Fig. 3. Minimizing the severity of gastrointestinal mucositis with the test diet maintained physical activity.

Graphs (A–C) depict day and night activity, calculated from sensors mounted above cages connected to MED-PC® IV software collected from the day of MTX treatment. D shows normalized (night) activity over the entire time course, with methotrexate causing a profound decrease in daily activity from day 2–5 in the control diet. This was prevented by the test diet. All experiments were performed in N = 9 tumor-naïve rats per group. Data are shown as mean ± SEM and were analyzed using mixed models.

Fig. 4. The gut (fecal) microbiome is modulated by the test diet before and after methotrexate.
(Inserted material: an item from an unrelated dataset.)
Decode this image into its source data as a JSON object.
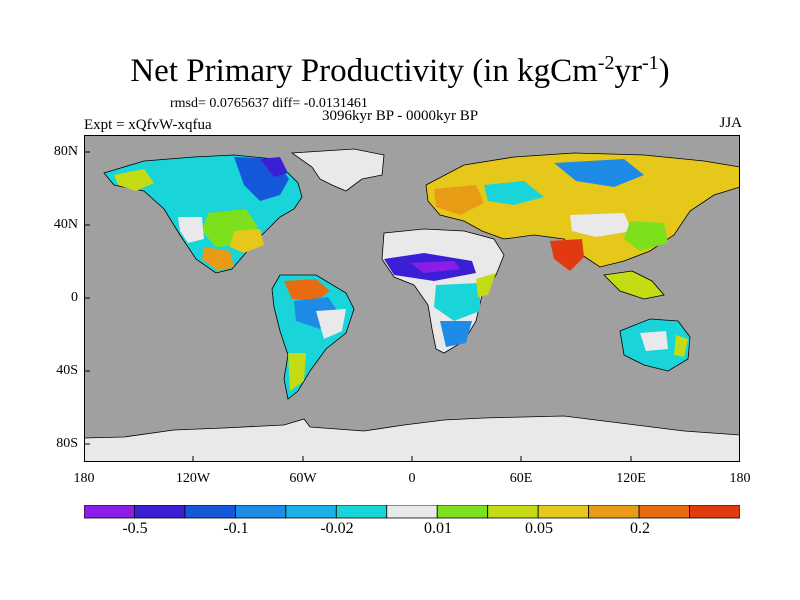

16 S rRNA gene sequencing revealed an increase in alpha diversity (A) and altered the relative abundance of Peptostreptococcaeceae (B), Muribaculaceae (C) and Ruminococcaceae (D). Microbial changes were most evident at day -1 (before MTX) and day 10. All analyses were performed using repeated fecal samples collected from N = 9 tumor-naïve rats per group.

Fig. 5. The test diet increases the production of both short- and branched-brain fatty acids.

Fatty acids were analyzed in cecal contents collected at day 10. All experiments were performed in N = 9 tumor-naïve rats per group. Data are shown as mean ± SEM and were analyzed using mixed models.

Fig. 6. An extensively hydrolyzed protein diet enriched with MCTs does not influence tumor growth or methotrexate efficacy, whilst maintaining mucoprotective effects.

Tumor burden shown longitudinally (A) and at necropsy (B) was not affected by dietary intervention. The number of tumors present at necropsy was significantly higher in the control diet compared to the test diet (C, P < 0.0001). Mucosal atrophy (D) and diarrhea (E, F) were minimized, but not prevented, by the test diet. All experiments were performed in N = 8 tumor-bearing rats per group. Data are shown as mean ± SEM and were analyzed using mixed models (A), a one-way ANOVA (B) or Chi Squared test (C, E, F).